Апитсуак медленно садится к ней на кровать и смотрит на нее таким взглядом, какой она не может даже разобрать. Теплым и одновременно сочувствующим.
– Буря потихоньку проходит. Никаких духов, никакого воя. Все тихо. Даже собаки успокоились, – с улыбкой говорит он и аккуратно кладет руку ей на ногу. – Все хорошо, Анорерсуак. У тебя получилось.
– У нас, – сквозь боль говорит она и улыбается вместе с Апитсуаком.
Но улыбка тут же сходит с ее лица, когда она вспоминает отца и птиц.
– Мой отец… – начинает Анэ, но вновь закашливается и едва не плачет от боли во всем теле.
– А ну, все, – строго говорит Апитсуак. – Потом расскажешь. Сейчас отдыхай. Я даже не представляю, как твое тело отреагировало на Адливун.
Анэ пытается сесть, но Апитсуак силой удерживает ее за плечи. Она тяжело вздыхает.

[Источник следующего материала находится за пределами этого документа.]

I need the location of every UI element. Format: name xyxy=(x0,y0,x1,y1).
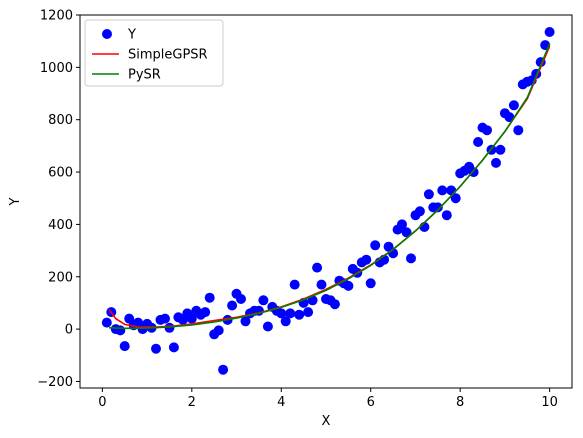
plot-area xyxy=(101,27,555,375)
data-point-y-39 xyxy=(276,308,287,319)
y-tick-label: 200 xyxy=(48,270,73,285)
data-point-y-23 xyxy=(204,292,215,303)
legend-label-pysr: PySR xyxy=(128,68,161,83)
x-tick-label: 6 xyxy=(367,395,375,410)
x-tick-label: 4 xyxy=(277,395,285,410)
data-point-y-87 xyxy=(491,157,501,168)
data-point-y-31 xyxy=(240,316,251,327)
data-point-y-40 xyxy=(280,316,291,327)
data-point-y-68 xyxy=(406,253,416,264)
data-point-y-92 xyxy=(513,125,524,136)
data-point-y-51 xyxy=(329,299,340,310)
data-point-y-85 xyxy=(482,125,492,136)
data-point-y-42 xyxy=(289,279,300,290)
data-point-y-25 xyxy=(213,325,224,336)
data-point-y-70 xyxy=(414,206,425,217)
data-point-y-35 xyxy=(258,295,269,306)
data-point-y-26 xyxy=(218,364,229,375)
y-tick-label: 1000 xyxy=(40,61,73,76)
data-point-y-47 xyxy=(312,262,323,273)
data-point-y-58 xyxy=(361,254,372,265)
series-line-simplegpsr xyxy=(108,46,551,328)
y-tick-label: 800 xyxy=(48,113,73,128)
data-point-y-54 xyxy=(343,280,354,291)
data-point-y-66 xyxy=(397,219,407,230)
x-axis-label: X xyxy=(322,414,331,429)
data-point-y-99 xyxy=(544,27,555,37)
x-tick-label: 0 xyxy=(98,395,106,410)
data-point-y-22 xyxy=(200,307,211,318)
data-point-y-0 xyxy=(101,317,112,328)
data-point-y-36 xyxy=(262,321,273,332)
y-tick-label: 600 xyxy=(48,166,73,181)
data-point-y-78 xyxy=(450,193,461,204)
y-tick-label: 400 xyxy=(48,218,73,233)
y-tick-label: −200 xyxy=(37,375,73,390)
data-point-y-76 xyxy=(441,210,452,221)
x-axis: 0 2 4 6 8 10 xyxy=(98,388,558,410)
legend-label-y: Y xyxy=(127,28,136,43)
data-point-y-4 xyxy=(119,341,130,352)
y-axis: −200 0 200 400 600 800 1000 1200 xyxy=(37,9,80,390)
data-point-y-11 xyxy=(151,343,161,354)
legend-box xyxy=(84,19,224,87)
series-line-pysr xyxy=(109,43,551,330)
data-point-y-19 xyxy=(186,313,197,324)
data-point-y-3 xyxy=(115,325,126,336)
y-axis-label: Y xyxy=(8,197,23,206)
legend-marker-y xyxy=(102,29,112,39)
x-tick-label: 10 xyxy=(541,395,558,410)
data-point-y-45 xyxy=(303,307,314,318)
data-point-y-91 xyxy=(508,100,519,111)
y-tick-label: 0 xyxy=(65,323,73,338)
data-point-y-72 xyxy=(423,189,434,200)
x-tick-label: 2 xyxy=(188,395,196,410)
data-point-y-75 xyxy=(437,185,448,196)
data-point-y-43 xyxy=(294,309,305,320)
data-point-y-30 xyxy=(236,294,246,304)
legend-label-simplegpsr: SimpleGPSR xyxy=(128,48,208,63)
data-point-y-83 xyxy=(473,137,484,147)
data-point-y-88 xyxy=(495,144,506,155)
data-point-y-15 xyxy=(168,342,179,353)
data-point-y-74 xyxy=(432,202,443,213)
x-tick-label: 8 xyxy=(456,395,464,410)
data-point-y-48 xyxy=(316,279,327,290)
y-tick-label: 1200 xyxy=(40,9,73,24)
data-point-y-41 xyxy=(285,308,296,319)
legend: Y SimpleGPSR PySR xyxy=(84,19,224,87)
data-point-y-59 xyxy=(365,278,376,289)
data-point-y-60 xyxy=(370,240,381,251)
data-point-y-28 xyxy=(227,300,238,311)
plot-frame xyxy=(79,14,573,389)
data-point-y-13 xyxy=(160,313,170,324)
data-point-y-67 xyxy=(401,227,412,238)
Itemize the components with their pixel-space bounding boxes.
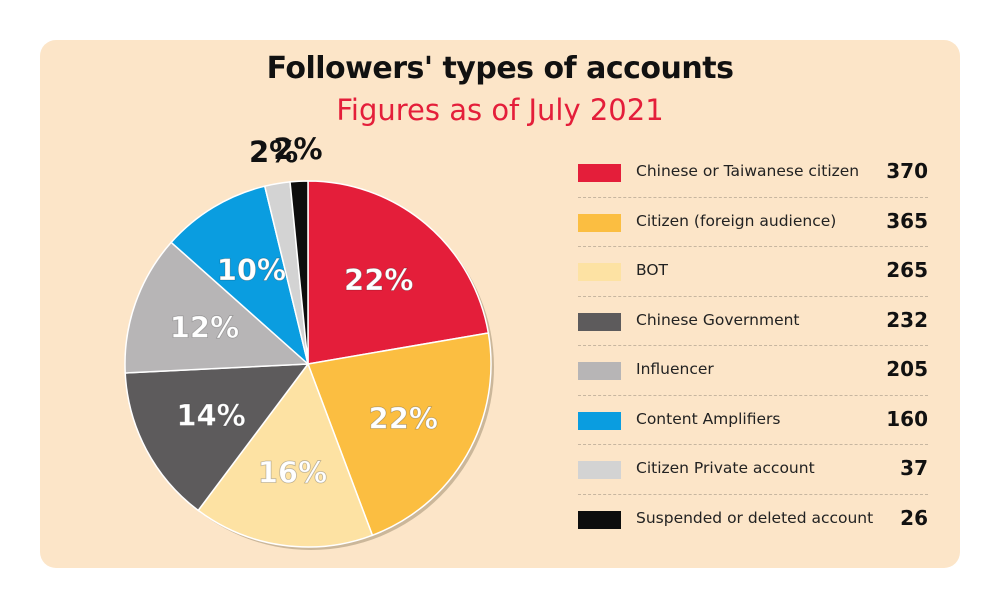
legend-swatch [578,510,621,529]
legend-label: Suspended or deleted account [636,508,874,527]
slice-percent-label: 2% [273,132,322,166]
legend-value: 265 [886,258,928,282]
legend-item: Citizen (foreign audience) 365 [578,198,928,247]
legend-label: Content Amplifiers [636,409,781,428]
slice-percent-label: 10% [217,253,286,287]
legend-swatch [578,164,621,182]
legend-item: Citizen Private account 37 [578,445,928,495]
slice-percent-label: 16% [258,456,327,490]
slice-percent-label: 22% [344,263,413,297]
legend-label: Chinese Government [636,310,800,329]
slice-percent-label: 14% [176,399,245,433]
legend-value: 37 [900,456,928,480]
legend-label: Citizen Private account [636,459,815,477]
legend-value: 232 [886,307,928,332]
legend-value: 160 [886,406,928,431]
legend-item: Content Amplifiers 160 [578,396,928,445]
legend-item: Influencer 205 [578,346,928,396]
legend-swatch [578,411,621,430]
pie-slice [289,180,309,365]
legend-value: 370 [886,159,928,183]
chart-title: Followers' types of accounts [266,51,734,86]
legend-item: Chinese Government 232 [578,297,928,346]
legend-value: 26 [900,505,928,530]
legend-value: 365 [886,208,928,233]
legend-swatch [578,213,621,232]
legend-label: Influencer [636,360,714,378]
pie-slice [197,362,374,548]
legend-item: Suspended or deleted account 26 [578,495,928,544]
slice-percent-label: 12% [170,311,239,345]
pie-slice [124,241,310,374]
pie-slice [307,180,490,365]
legend-item: Chinese or Taiwanese citizen 370 [578,148,928,198]
legend-swatch [578,362,621,380]
slice-percent-label: 2% [249,135,298,169]
legend-label: BOT [636,261,669,279]
legend-swatch [578,461,621,479]
legend-swatch [578,312,621,331]
chart-subtitle: Figures as of July 2021 [336,93,664,127]
pie-slice [170,185,310,367]
legend-value: 205 [886,357,928,381]
legend: Chinese or Taiwanese citizen 370 Citizen (… [578,148,928,543]
legend-label: Chinese or Taiwanese citizen [636,162,860,180]
slice-percent-label: 22% [369,402,438,436]
pie-slice [124,363,310,512]
legend-label: Citizen (foreign audience) [636,211,837,230]
legend-item: BOT 265 [578,247,928,297]
legend-swatch [578,263,621,281]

– Послушай, – сипит она, – мой отец хотел встать на место Седны. Стать богом. Для этого… для этого она должна была вселиться в меня. И он бы убил нас обоих. И… он не мой отец. А я ему помогала. Я убила Арнак. Я… я…
– Так, все! – кричит Апитсуак, по-прежнему удерживая Анэ в руках.

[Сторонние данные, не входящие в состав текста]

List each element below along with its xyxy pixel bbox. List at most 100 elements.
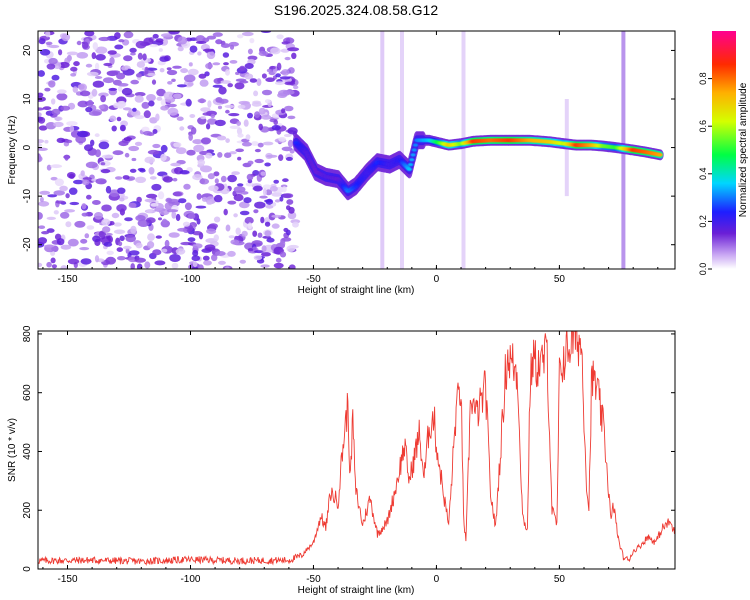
noise-blob xyxy=(225,109,230,114)
noise-blob xyxy=(150,203,159,207)
noise-blob xyxy=(264,162,271,167)
noise-blob xyxy=(185,98,192,107)
noise-blob xyxy=(286,245,296,252)
noise-blob xyxy=(38,201,50,207)
y-tick-label: 0 xyxy=(22,566,33,572)
noise-blob xyxy=(198,73,207,79)
noise-blob xyxy=(98,141,110,150)
noise-blob xyxy=(187,237,196,243)
noise-blob xyxy=(244,73,254,80)
noise-blob xyxy=(146,209,153,214)
noise-blob xyxy=(85,161,98,169)
noise-blob xyxy=(58,61,70,69)
noise-blob xyxy=(124,217,133,222)
noise-blob xyxy=(247,160,254,165)
noise-blob xyxy=(128,145,140,152)
noise-blob xyxy=(105,256,116,265)
x-tick-label: -150 xyxy=(58,274,78,285)
noise-blob xyxy=(265,189,273,196)
noise-blob xyxy=(189,114,196,118)
noise-blob xyxy=(271,214,282,218)
noise-blob xyxy=(92,235,101,243)
noise-blob xyxy=(38,143,43,147)
colorbar-tick-label: 0.2 xyxy=(698,215,708,228)
noise-blob xyxy=(160,99,166,106)
noise-blob xyxy=(251,102,262,107)
noise-blob xyxy=(261,73,267,79)
signal-core xyxy=(412,143,419,147)
noise-blob xyxy=(241,141,252,147)
noise-blob xyxy=(38,92,44,97)
y-tick-label: -10 xyxy=(22,188,33,203)
noise-blob xyxy=(205,152,213,159)
noise-blob xyxy=(119,197,125,202)
noise-blob xyxy=(98,104,105,110)
noise-blob xyxy=(218,86,227,95)
noise-blob xyxy=(208,185,219,192)
noise-blob xyxy=(55,200,66,204)
noise-blob xyxy=(287,47,300,52)
noise-blob xyxy=(288,264,296,269)
noise-blob xyxy=(261,245,267,253)
noise-blob xyxy=(276,34,284,40)
noise-blob xyxy=(265,77,275,82)
noise-blob xyxy=(271,124,281,131)
noise-blob xyxy=(292,221,299,228)
noise-blob xyxy=(91,52,97,60)
noise-blob xyxy=(237,183,244,187)
noise-blob xyxy=(48,57,58,65)
snr-xlabel: Height of straight line (km) xyxy=(298,585,415,596)
noise-blob xyxy=(56,89,67,94)
noise-blob xyxy=(65,193,70,199)
noise-blob xyxy=(264,230,272,237)
noise-blob xyxy=(82,177,92,181)
noise-blob xyxy=(59,185,68,192)
noise-blob xyxy=(230,239,240,245)
noise-blob xyxy=(243,119,249,127)
noise-blob xyxy=(229,151,237,155)
noise-blob xyxy=(206,35,217,40)
noise-blob xyxy=(199,79,209,87)
noise-blob xyxy=(214,119,226,127)
noise-blob xyxy=(114,44,124,50)
noise-blob xyxy=(113,222,122,227)
noise-blob xyxy=(81,203,87,210)
x-tick-label: -150 xyxy=(58,574,78,585)
noise-blob xyxy=(38,38,46,45)
noise-blob xyxy=(213,171,220,177)
noise-blob xyxy=(206,123,211,130)
noise-blob xyxy=(85,63,93,68)
noise-blob xyxy=(84,233,90,239)
noise-blob xyxy=(216,135,227,141)
colorbar-ticks: 0.0 0.2 0.4 0.6 0.8 xyxy=(698,72,712,275)
signal-core xyxy=(308,160,314,164)
noise-blob xyxy=(64,209,76,213)
noise-blob xyxy=(136,61,146,68)
noise-blob xyxy=(191,255,201,262)
noise-blob xyxy=(38,139,45,144)
noise-blob xyxy=(212,62,221,66)
noise-blob xyxy=(111,212,120,219)
noise-blob xyxy=(284,105,294,112)
noise-blob xyxy=(60,105,71,111)
x-tick-label: -100 xyxy=(180,274,200,285)
noise-blob xyxy=(212,84,223,88)
noise-blob xyxy=(70,66,78,72)
noise-blob xyxy=(39,190,51,195)
noise-blob xyxy=(287,115,296,120)
noise-blob xyxy=(257,232,263,238)
noise-blob xyxy=(251,141,259,146)
noise-blob xyxy=(202,48,215,52)
noise-blob xyxy=(121,87,133,96)
noise-blob xyxy=(155,235,162,239)
y-tick-label: 20 xyxy=(22,44,33,56)
noise-blob xyxy=(284,56,291,61)
noise-blob xyxy=(95,149,101,158)
noise-blob xyxy=(92,200,101,205)
noise-blob xyxy=(272,202,277,207)
noise-blob xyxy=(262,184,272,190)
noise-blob xyxy=(90,139,95,146)
noise-blob xyxy=(213,234,219,242)
signal-core xyxy=(411,148,417,152)
noise-blob xyxy=(108,87,118,91)
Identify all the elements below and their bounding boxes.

Она обмякает и закрывает глаза, пытаясь как можно сильнее вдавить себя в мягкость кровати.
– Хватит. Во-первых, ты никого не убивала. Во-вторых, ты все обязательно мне расскажешь, но как только придешь в себя.
И, немного помолчав, добавил:
– Ты всех нас спасла.
– Это не имеет значения… я… убила… – бормочет Анэ, проваливаясь в сон.
В следующий раз она просыпается, когда в комнате уже темнеет.
Она все смотрит и смотрит в окно, где медленно догорает солнце, и пытается осознать, что все произошедшее – правда. Что она действительно потратила жизнь, свою молодую жизнь, на своего будущего убийцу. Что погубила Арнак. Что это все случилось взаправду, и единственное, что она может сделать, – это вернуться к ненастоящему отцу и остановить ритуал. Избавить будущее от смертей и боли. Сделать так, чтобы она никогда здесь не появлялась.
Ее забудет Апитсуак. Забудут Тупаарнак, Ная, Атангана. Малу никогда не окажется в пещере с иджираками, а разрушенные дома останутся на месте.
И десяткам людей уж точно не придется лежать под камнями в ожидании весны.
– Проснулась? – раздается в темноте голос Апитсуака.
Анэ лениво отмечает, что голос его стал тверже. Она пытается вспомнить, каким был Апитсуак в их первую встречу, – его неловкую улыбку, как он стоял, переминаясь с ноги на ногу, как тихо и мягко говорил.
– Все хорошо? – спрашивает Анэ в ответ.
Апитсуак подходит к ее кровати и садится на колени.
– Да. Вот пытаемся связаться хоть с кем-то. Если повезет, то получится и к нам прилетят самолеты, начнут разбираться. Не представляю, что было в городах…
– Кто?
Апитсуак тихо смеется.
– Самолеты? Что-то вроде птиц, только железные и быстрые. Снегоходы в небе. Э-э-э… это чтобы быстро перемещаться.
Сглотнув, Анэ садится. Пытается встать, но перед глазами все еще кружится.
Апитсуак тут же уходит к столу и возвращается со стаканом воды. Анэ берет его и медленно пьет, стараясь насладиться каждым глотком. Тело постепенно начинает оживать.
– Мне надо возвращаться. Я не хочу… не хочу снего… снегоходы в небе.